As highly rated as White Eskimo, I see. Must say that out of the two I’m more likely to read this one. You hooked me with the word “bizarre”, but what really makes me curious is how the author manages to cram all you describe into just 199 pages. Just how small is the type?
Horwood is a better writer than Cameron, technically speaking. In my opinion. Cameron’s prose is frequently awkward, enough so that it disturbs the flow of reading. And the 199 pages of Unnamed Creek – well – the type is not small at all. All of the action is made to fit by eliminating all linking of storylines beyond a brief sentence here or there. (Paraphrasing) “Then she rode across three provinces, bought a ticket on a steamship, and reached Dawson City before the snow, where she met Mary, made friends with her immediately, and settled down for the winter.” Okay, exaggerating, but not much. Everyone just converges, with no real explanation in most cases as to why they were all heading to the Yukon; no discussion of the thoughts and emotions around such a treacherous journey. Just a “Here they all are! – and once they all settled down, they did xyz.” Maddening. Reminds me of the classic cliffhanger serials, where we leave the hero/heroine tied to the railway tracks, and then in the next installment are treated to something like this: “Joe freed himself from his bonds, rolled out of the way of the massive iron wheels, mounted his fiery steed, and galloped off to rescue the schoolteacher.” I always have too many questions for this to satisfy – give me at least a few details! I like to know the hows and whys! Extra points if those bits are believable. This ain’t fantasy. (Well, maybe it is.)

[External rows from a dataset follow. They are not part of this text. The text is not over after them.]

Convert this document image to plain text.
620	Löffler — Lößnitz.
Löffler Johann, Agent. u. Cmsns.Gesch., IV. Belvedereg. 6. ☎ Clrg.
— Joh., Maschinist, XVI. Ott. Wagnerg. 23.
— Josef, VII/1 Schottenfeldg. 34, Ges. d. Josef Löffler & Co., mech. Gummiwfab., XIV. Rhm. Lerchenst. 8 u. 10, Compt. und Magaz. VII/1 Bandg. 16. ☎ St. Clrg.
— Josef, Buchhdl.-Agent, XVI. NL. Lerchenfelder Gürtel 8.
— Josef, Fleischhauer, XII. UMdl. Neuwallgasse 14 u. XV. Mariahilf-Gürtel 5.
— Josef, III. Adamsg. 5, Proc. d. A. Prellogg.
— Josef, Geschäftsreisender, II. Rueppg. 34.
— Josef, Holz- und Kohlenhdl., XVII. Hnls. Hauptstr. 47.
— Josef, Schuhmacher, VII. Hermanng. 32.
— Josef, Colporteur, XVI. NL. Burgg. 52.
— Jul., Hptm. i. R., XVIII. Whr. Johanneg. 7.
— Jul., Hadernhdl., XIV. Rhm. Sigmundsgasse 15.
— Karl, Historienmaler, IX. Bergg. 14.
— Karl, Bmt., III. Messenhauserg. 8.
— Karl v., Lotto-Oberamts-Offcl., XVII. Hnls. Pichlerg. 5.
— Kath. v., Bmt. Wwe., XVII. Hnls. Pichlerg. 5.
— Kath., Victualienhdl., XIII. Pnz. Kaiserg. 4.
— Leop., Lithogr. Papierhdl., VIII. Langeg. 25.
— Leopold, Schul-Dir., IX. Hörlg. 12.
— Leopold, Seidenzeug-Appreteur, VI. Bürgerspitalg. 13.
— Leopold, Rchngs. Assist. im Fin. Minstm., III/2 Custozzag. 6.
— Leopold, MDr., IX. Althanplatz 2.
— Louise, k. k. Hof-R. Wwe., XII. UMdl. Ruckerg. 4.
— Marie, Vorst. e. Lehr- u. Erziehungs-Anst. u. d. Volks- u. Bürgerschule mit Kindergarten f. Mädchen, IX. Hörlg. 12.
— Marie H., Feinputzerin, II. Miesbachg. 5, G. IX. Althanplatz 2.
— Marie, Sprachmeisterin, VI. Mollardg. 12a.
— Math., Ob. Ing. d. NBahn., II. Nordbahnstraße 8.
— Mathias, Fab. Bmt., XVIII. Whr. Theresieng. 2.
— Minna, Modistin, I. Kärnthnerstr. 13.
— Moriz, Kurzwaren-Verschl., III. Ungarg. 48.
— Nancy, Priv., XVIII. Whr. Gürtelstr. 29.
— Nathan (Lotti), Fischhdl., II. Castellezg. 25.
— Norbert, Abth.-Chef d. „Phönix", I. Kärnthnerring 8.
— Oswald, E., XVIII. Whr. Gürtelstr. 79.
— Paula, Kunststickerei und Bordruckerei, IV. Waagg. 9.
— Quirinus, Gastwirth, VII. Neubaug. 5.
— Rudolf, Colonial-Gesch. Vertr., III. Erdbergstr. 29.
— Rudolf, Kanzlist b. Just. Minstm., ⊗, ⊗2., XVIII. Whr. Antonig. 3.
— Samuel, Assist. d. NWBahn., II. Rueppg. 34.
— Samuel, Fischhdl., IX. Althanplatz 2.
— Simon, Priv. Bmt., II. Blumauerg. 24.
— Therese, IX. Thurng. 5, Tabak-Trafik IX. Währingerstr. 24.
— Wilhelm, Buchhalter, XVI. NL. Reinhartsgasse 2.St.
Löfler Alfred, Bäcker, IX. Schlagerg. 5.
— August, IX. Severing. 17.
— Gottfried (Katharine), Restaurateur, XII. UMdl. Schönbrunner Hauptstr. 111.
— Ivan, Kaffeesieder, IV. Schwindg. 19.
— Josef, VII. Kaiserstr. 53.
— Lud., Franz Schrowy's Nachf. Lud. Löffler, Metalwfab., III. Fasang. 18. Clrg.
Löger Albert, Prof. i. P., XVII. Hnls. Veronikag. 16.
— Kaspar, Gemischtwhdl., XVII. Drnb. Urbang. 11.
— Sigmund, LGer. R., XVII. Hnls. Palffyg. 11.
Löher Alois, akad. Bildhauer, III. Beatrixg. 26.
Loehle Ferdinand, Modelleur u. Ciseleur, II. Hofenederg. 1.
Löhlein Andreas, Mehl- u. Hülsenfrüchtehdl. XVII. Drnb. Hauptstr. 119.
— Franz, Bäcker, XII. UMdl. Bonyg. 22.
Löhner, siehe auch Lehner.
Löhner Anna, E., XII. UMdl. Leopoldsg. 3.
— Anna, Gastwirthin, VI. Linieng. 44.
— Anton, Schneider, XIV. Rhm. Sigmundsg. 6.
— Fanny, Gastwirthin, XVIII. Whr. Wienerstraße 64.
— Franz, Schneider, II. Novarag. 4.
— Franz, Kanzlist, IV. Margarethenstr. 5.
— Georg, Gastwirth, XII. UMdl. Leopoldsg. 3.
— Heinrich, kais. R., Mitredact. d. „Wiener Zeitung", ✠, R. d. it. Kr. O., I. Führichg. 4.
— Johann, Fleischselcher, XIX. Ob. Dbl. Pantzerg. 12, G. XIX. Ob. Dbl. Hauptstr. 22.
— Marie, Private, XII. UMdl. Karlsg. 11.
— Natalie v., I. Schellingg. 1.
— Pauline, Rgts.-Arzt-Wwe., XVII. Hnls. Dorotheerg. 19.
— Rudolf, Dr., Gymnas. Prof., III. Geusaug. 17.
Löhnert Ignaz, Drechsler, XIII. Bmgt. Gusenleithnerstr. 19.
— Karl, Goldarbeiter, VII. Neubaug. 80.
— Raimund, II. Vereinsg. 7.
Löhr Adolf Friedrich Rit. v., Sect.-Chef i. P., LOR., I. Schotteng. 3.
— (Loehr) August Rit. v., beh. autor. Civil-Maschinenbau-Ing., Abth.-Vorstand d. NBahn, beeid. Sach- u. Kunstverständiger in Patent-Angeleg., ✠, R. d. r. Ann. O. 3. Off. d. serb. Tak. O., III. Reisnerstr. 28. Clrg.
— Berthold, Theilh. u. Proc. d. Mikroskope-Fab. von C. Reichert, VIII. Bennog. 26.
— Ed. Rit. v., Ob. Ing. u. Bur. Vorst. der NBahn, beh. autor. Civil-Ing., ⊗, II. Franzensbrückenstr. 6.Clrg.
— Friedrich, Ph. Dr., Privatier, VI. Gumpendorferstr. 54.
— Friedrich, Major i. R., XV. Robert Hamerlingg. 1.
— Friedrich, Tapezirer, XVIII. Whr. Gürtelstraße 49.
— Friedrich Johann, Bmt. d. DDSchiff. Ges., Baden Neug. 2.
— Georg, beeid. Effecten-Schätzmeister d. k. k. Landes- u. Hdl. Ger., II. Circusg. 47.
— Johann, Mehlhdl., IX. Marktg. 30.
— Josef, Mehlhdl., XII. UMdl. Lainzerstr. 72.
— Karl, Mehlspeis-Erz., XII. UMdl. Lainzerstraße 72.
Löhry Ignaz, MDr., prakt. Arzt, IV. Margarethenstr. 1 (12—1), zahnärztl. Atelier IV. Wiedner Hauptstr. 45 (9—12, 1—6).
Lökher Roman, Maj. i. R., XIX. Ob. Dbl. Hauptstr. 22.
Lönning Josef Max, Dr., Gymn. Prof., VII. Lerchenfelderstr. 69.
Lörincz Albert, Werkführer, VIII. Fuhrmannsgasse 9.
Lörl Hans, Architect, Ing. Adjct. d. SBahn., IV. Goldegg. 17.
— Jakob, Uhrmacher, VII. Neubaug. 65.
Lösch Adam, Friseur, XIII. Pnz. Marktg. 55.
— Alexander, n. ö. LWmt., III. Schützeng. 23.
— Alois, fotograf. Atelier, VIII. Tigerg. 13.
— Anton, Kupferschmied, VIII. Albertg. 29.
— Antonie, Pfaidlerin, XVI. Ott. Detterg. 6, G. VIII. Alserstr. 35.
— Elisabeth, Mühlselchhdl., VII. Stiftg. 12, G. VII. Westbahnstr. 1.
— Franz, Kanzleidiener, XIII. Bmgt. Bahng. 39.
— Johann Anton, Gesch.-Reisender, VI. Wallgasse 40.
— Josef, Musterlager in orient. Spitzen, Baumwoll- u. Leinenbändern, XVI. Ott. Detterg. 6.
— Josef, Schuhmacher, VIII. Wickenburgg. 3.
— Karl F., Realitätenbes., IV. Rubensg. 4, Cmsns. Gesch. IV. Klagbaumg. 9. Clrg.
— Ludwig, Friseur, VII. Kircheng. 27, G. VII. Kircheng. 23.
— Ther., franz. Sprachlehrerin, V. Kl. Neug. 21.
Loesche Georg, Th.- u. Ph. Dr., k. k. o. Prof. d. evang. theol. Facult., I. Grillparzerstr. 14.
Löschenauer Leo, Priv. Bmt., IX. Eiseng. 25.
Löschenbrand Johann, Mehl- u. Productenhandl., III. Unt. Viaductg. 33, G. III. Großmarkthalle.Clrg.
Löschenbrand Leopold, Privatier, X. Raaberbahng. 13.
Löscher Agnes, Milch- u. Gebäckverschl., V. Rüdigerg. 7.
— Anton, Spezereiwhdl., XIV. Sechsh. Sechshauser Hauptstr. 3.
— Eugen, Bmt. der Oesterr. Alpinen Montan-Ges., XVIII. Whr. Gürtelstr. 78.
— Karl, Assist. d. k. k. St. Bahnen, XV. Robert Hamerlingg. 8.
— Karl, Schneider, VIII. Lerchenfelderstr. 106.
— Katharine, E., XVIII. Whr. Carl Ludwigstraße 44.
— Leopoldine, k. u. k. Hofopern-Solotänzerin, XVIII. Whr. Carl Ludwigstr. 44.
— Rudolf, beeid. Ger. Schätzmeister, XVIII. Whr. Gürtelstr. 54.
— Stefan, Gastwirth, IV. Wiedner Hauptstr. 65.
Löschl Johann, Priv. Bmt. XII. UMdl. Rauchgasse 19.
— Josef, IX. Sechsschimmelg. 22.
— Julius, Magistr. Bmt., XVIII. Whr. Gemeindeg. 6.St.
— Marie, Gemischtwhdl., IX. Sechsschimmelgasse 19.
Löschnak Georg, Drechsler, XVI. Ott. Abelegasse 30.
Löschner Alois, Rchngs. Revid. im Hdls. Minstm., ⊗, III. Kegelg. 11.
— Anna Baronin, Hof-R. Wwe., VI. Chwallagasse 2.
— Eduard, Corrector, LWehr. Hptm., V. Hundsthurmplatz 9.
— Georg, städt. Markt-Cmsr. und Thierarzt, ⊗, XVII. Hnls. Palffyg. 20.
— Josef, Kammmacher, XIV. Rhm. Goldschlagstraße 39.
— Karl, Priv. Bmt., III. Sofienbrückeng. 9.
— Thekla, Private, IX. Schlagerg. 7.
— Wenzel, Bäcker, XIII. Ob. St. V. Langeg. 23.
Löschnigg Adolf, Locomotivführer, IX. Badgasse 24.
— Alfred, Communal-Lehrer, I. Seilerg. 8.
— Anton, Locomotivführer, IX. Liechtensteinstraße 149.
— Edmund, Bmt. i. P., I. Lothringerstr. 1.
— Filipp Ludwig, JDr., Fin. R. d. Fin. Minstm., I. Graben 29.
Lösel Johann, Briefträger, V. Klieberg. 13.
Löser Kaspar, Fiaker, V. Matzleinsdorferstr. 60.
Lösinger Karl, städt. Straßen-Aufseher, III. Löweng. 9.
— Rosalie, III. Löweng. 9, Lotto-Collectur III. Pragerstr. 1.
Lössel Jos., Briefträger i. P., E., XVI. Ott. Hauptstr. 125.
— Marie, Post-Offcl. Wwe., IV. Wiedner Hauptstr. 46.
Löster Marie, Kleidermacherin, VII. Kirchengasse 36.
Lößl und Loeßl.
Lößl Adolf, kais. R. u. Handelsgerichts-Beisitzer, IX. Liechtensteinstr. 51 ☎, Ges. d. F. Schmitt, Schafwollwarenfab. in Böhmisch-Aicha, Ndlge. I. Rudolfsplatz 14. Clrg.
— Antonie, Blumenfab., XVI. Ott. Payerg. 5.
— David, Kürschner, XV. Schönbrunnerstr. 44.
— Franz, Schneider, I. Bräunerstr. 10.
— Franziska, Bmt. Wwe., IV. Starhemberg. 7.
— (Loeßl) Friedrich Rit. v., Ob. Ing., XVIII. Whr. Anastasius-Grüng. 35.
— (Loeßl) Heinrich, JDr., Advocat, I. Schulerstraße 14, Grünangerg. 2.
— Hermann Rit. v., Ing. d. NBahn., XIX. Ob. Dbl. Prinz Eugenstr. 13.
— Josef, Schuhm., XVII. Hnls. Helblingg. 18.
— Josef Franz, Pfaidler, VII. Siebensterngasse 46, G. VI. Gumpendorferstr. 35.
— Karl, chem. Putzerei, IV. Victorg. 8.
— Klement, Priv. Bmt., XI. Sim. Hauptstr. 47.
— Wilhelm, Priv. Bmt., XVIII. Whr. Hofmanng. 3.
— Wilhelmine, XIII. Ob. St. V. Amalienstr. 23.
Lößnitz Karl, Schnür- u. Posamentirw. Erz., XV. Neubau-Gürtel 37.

Here’s my review for Anne Cameron’s ” A Whole Brass Band”
Anne Cameron’s everything but the kitchen sink drama about a single-mom trying to make her way in a world doing it’s damnedest to trip her up, employs a heavy-handed, scatologically, sledgehammer approach to writing fiction. Does not make for easy reading and perhaps that’s the point, but some subtlety might have lessened the pain somewhat for both the reader and the characters.
Bingo. I like how you expressed that. The lack of subtlety, and the jam-packed storyline. (So many good ideas, let’s throw them all into the pot. 😉 )
Also found this review
http://www.canadianauthors.net/c/cameron_anne/south_of_an_unnamed_creek.php
Interesting review, and is much kinder than mine. Thank you!